Structure of the ascent:

  • Ante-Purgatory: the late-repentant, including the negligent and the excommunicated.
  • Seven terraces, each purifying a capital sin:

    • Pride (bent under stones, meditating on humility)
    • Envy (eyes sewn shut)
    • Wrath (souls in blinding smoke)
    • Sloth, Avarice, Gluttony, Lust (each with a fitting, healing discipline)

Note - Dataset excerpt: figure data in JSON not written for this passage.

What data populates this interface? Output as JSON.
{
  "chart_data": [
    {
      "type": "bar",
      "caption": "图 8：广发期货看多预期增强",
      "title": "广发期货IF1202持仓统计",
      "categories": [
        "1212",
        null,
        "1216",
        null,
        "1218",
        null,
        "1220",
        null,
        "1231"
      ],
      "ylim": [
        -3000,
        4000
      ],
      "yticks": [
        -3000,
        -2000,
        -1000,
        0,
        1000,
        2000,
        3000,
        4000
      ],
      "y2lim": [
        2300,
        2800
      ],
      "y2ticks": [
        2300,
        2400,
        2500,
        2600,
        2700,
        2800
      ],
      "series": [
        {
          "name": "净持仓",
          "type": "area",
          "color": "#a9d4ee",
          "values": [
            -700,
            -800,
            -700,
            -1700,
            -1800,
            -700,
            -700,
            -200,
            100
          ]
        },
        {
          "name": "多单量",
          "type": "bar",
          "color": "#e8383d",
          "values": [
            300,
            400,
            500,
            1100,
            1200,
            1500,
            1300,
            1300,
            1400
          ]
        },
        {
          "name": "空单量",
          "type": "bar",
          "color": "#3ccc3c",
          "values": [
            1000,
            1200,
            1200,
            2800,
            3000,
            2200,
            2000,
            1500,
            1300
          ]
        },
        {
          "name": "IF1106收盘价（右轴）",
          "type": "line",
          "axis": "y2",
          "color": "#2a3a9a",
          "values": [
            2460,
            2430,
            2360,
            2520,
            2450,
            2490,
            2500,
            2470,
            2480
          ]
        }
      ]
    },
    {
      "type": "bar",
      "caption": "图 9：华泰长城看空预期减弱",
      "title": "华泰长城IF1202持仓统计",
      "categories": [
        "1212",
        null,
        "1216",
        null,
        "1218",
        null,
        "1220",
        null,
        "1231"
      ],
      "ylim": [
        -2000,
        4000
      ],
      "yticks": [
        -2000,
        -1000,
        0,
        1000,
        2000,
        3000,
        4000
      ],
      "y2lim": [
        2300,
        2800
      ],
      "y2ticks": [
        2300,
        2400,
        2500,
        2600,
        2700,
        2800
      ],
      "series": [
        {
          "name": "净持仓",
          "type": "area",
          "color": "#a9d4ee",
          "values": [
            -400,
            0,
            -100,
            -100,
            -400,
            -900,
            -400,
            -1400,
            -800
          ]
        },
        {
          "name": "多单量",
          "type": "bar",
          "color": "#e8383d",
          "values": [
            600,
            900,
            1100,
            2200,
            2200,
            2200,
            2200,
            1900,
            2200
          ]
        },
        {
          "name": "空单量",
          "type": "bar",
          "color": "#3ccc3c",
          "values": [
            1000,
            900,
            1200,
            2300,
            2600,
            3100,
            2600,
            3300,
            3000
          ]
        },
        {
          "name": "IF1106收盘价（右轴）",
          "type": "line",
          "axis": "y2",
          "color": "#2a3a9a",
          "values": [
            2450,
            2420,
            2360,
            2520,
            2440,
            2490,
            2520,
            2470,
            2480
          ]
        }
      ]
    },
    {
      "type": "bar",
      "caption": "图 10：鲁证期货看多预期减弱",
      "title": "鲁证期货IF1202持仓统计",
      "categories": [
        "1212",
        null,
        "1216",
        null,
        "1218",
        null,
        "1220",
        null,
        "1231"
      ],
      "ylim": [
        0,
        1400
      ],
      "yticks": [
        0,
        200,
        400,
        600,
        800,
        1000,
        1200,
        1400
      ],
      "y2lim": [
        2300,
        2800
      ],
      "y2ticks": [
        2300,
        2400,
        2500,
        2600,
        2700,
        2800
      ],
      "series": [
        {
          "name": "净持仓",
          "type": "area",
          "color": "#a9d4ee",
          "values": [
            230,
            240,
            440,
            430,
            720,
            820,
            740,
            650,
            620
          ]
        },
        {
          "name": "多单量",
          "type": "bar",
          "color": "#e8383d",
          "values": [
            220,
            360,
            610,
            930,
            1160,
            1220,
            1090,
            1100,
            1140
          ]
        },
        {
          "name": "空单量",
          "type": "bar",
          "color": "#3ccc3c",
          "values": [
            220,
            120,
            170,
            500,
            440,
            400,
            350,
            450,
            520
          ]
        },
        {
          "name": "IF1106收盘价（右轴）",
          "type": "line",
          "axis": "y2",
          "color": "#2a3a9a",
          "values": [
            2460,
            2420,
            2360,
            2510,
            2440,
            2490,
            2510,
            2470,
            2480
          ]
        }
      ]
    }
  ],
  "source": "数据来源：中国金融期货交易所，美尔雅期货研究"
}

Dante meets Statius the poet, who joins them. Everywhere, souls long for freedom:

Libertà va cercando, ch’è sì cara…

At the summit, in the Earthly Paradise, Virgil vanishes; Beatrice appears, reproves Dante, and then leads him, now purified, toward the heavens.

Paradiso

Led by Beatrice through the celestial spheres, Dante sees blessed souls ordered by love and intellect.

  • Moon, Mercury, Venus: souls marked by inconstancy, active life and love (e.g. Piccarda, Justinian).
  • Sun: theologians and sages (Thomas Aquinas, Bonaventure) in radiant circles.
  • Mars, Jupiter, Saturn: martyrs, just rulers, contemplatives.
  • The Fixed Stars and Primum Mobile: the Virgin, apostles, angels.

Finally, in the Empyrean, Beatrice cedes to St Bernard, who prays that Dante may behold God. Dante perceives the Trinity as three interreflecting circles and glimpses the mystery of the Incarnation, ending with the vision of the love that orders all:

L’amor che move il sole e l’altre stelle.